The target demographic they're after is good for another completely legal fleecing. After extensive experience with that demographic, and its natural predators, I can't wish any of them well. But this does have its own aesthetic appeal—like news of the senator who likes to be diapered and bullied into soiling himself by his dominatrix. It just works.

Give me your money. Don't give it to the mortgage bank.

Personified Greed is always there, ready for the kill.

eugyppius:

MPA(A) can afford to let the walkaway profiteers get ahead of the game. All they're offering is legal advice anyway.

What you really want is balance of power.

The Mortgage Payers Association of America signs initial membership through door-to-door operatives. Only the truly desperate sign on first, of course, but as critical mass approaches the thing develops its own momentum. Like factory unions: Current members start pressuring neighbors, fellow churchgoers, whatever, to join as well, because otherwise they face default on their own (with only a $1,000 wad of printouts from YouWalkAway(tm) in their corner). Every drop in prices makes the MPAA more powerful.

The organizers should start out in severely squeezed neighborhoods, in states with no-recourse laws.
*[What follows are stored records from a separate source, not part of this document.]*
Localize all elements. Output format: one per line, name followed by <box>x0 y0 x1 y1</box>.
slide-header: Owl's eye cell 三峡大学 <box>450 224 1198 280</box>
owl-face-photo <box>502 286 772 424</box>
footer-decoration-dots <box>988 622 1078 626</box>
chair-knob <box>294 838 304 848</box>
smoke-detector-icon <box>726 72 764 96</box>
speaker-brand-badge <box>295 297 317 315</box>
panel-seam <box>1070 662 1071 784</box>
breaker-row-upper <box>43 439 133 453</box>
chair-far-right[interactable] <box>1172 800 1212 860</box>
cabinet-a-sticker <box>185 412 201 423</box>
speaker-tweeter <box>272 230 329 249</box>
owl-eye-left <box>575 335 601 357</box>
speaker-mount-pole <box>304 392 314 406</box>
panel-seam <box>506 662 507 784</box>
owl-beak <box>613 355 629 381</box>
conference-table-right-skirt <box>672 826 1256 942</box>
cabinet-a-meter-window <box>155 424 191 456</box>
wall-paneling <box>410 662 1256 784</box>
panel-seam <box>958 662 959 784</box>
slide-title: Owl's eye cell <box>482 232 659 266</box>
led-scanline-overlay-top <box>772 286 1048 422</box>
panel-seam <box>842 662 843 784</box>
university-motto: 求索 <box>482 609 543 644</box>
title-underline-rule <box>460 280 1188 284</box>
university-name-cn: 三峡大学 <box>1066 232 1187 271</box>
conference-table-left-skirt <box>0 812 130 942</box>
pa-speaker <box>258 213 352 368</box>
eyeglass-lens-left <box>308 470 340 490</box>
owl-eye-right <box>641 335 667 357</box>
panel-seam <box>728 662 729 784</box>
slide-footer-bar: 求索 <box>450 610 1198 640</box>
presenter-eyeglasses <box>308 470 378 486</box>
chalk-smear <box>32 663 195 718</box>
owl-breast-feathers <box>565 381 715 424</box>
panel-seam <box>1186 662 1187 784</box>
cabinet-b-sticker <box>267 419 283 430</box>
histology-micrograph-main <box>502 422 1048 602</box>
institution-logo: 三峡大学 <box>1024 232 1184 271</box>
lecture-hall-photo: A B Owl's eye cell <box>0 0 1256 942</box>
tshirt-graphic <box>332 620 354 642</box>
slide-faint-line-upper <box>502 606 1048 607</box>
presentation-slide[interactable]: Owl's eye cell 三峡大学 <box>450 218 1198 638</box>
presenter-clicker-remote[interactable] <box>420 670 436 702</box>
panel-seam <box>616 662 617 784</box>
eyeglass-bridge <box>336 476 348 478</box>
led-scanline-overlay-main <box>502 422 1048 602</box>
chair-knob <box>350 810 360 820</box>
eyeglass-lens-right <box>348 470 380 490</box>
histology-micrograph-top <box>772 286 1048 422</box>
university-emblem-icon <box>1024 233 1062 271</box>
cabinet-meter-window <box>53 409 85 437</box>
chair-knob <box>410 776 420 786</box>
It's important to win the first several battles. Afterwards, though, they should have enough clout to expand. By then the companies would be on guard too -- but what could they do? Short of violence anyway.

The MPAA has to be intensely local, eventually staffed mostly by member-volunteers, with separate chapters for each mortgage company at the neighborhood level. No central bureaucracy, no central control -- though it will be necessary to pool some resources (volunteer legal advice comes to mind). As the organization expands to various regions, neighborhood chapters opposing the same company will want to link up and resist collectively. In that case, each chapter/neighborhood appoints single-purpose delegates to hammer out terms.

Members stay members even after their mortgages are renegotiated. If they begin to feel the hurt of falling prices once again, if they think the increasing power of MPAA makes it possible to win even better terms, if they decide they don't like the color scheme of the mortgage company's letterhead -- they draw more blood.

op:

greed now now oxy

ain't that a terribly unfair word
for an instances like this
of good old yankee get up and go for it

bureaucrats have entrepreneur envy
not us professional red heads ...right ??

the catabolic side of the free market system
is clio's best proximate agent these days

Yes, using "greed" was very unfair of me I know. Enlightened self-interest, that's the phrase I was really looking for. Clearly, the $1,000 fee is right in line with the work done. It's like those glass replacement policies that insurance regulators used to want to treat as insurance. Not quite risk assumption on par with insurance, but not really all that different either.